Much has been made of Citroën’s widely heralded Progressive Hydraulic Cushions, fitted here, but, as on the C4 Cactus, if you’re expecting a softness of ride quality that makes you think time has turned back 40 years, you’ll be disappointed.
What they do, though, is give the C5 Aircross a pliancy that’s missing from most of today’s rivals, although given our test car rode on 55-profile tyres, you’d have hoped that the generous sidewall would give it some anyway.
Bump absorption is good, though, and there’s never any harshness regardless of what surface you’re cruising over. There’s a touch of road noise at speed but the moochability, the ease with which an Aircross goes about daily driving, is generally good.
Allied to that is a reasonable amount of lean, which is unsurprising – the point of the hydraulic bump-stops is that Citroën can soften the meat of the ride because there isn’t a harsh end to its travels – and, as a result, it pays to be smooth with the controls.

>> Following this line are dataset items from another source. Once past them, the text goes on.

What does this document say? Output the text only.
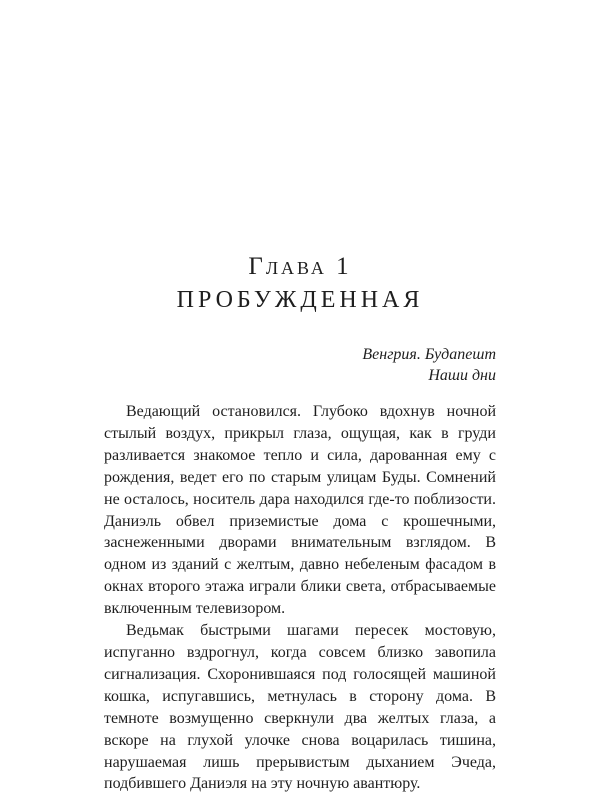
Глава 1
ПРОБУЖДЕННАЯ
Венгрия. Будапешт
Наши дни

Ведающий остановился. Глубоко вдохнув ночной стылый воздух, прикрыл глаза, ощущая, как в груди разливается знакомое тепло и сила, дарованная ему с рождения, ведет его по старым улицам Буды. Сомнений не осталось, носитель дара находился где-то поблизости. Даниэль обвел приземистые дома с крошечными, заснеженными дворами внимательным взглядом. В одном из зданий с желтым, давно небеленым фасадом в окнах второго этажа играли блики света, отбрасываемые включенным телевизором.

Ведьмак быстрыми шагами пересек мостовую, испуганно вздрогнул, когда совсем близко завопила сигнализация. Схоронившаяся под голосящей машиной кошка, испугавшись, метнулась в сторону дома. В темноте возмущенно сверкнули два желтых глаза, а вскоре на глухой улочке снова воцарилась тишина, нарушаемая лишь прерывистым дыханием Эчеда, подбившего Даниэля на эту ночную авантюру.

Be harsh with the steering, brakes or throttle and you can get out of phase with the ride, so the Aircross is very much a car that’s best with measured inputs.

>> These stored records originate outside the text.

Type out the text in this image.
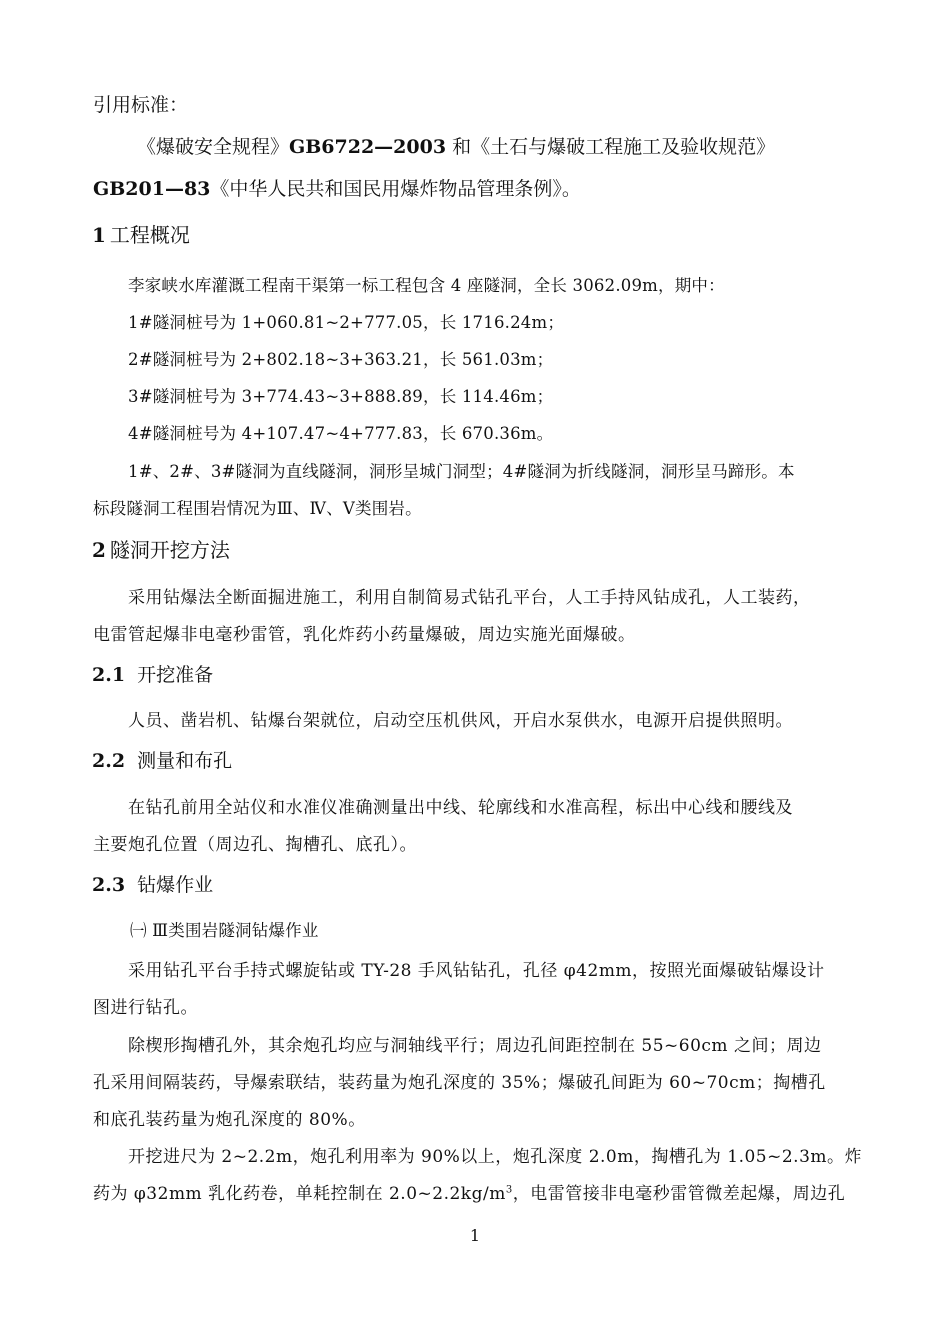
引用标准：
《爆破安全规程》GB6722—2003 和《土石与爆破工程施工及验收规范》
GB201—83《中华人民共和国民用爆炸物品管理条例》。
1 工程概况
李家峡水库灌溉工程南干渠第一标工程包含 4 座隧洞，全长 3062.09m，期中：
1#隧洞桩号为 1+060.81~2+777.05，长 1716.24m；
2#隧洞桩号为 2+802.18~3+363.21，长 561.03m；
3#隧洞桩号为 3+774.43~3+888.89，长 114.46m；
4#隧洞桩号为 4+107.47~4+777.83，长 670.36m。
1#、2#、3#隧洞为直线隧洞，洞形呈城门洞型；4#隧洞为折线隧洞，洞形呈马蹄形。本
标段隧洞工程围岩情况为Ⅲ、Ⅳ、Ⅴ类围岩。
2 隧洞开挖方法
采用钻爆法全断面掘进施工，利用自制简易式钻孔平台，人工手持风钻成孔，人工装药，
电雷管起爆非电毫秒雷管，乳化炸药小药量爆破，周边实施光面爆破。
2.1 开挖准备
人员、凿岩机、钻爆台架就位，启动空压机供风，开启水泵供水，电源开启提供照明。
2.2 测量和布孔
在钻孔前用全站仪和水准仪准确测量出中线、轮廓线和水准高程，标出中心线和腰线及
主要炮孔位置（周边孔、掏槽孔、底孔）。
2.3 钻爆作业
㈠ Ⅲ类围岩隧洞钻爆作业
采用钻孔平台手持式螺旋钻或 TY-28 手风钻钻孔，孔径 φ42mm，按照光面爆破钻爆设计
图进行钻孔。
除楔形掏槽孔外，其余炮孔均应与洞轴线平行；周边孔间距控制在 55~60cm 之间；周边
孔采用间隔装药，导爆索联结，装药量为炮孔深度的 35%；爆破孔间距为 60~70cm；掏槽孔
和底孔装药量为炮孔深度的 80%。
开挖进尺为 2~2.2m，炮孔利用率为 90%以上，炮孔深度 2.0m，掏槽孔为 1.05~2.3m。炸
药为 φ32mm 乳化药卷，单耗控制在 $2.0\sim 2.2kg/m^3$，电雷管接非电毫秒雷管微差起爆，周边孔
1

The steering is light. Perhaps it’s overly light, and although it firms up with a press of the Sport button, that only ever adds some extra faux weight. There’s nothing here that strikes you as genuine road feel or feedback. That’s not necessarily a bad thing in itself. Most cars of this type have only an approximation of road feel, and it’s accurate enough. But if it’s going to be remote, then a more consistent weighting and a freedom from steering corruption would be nice alongside it.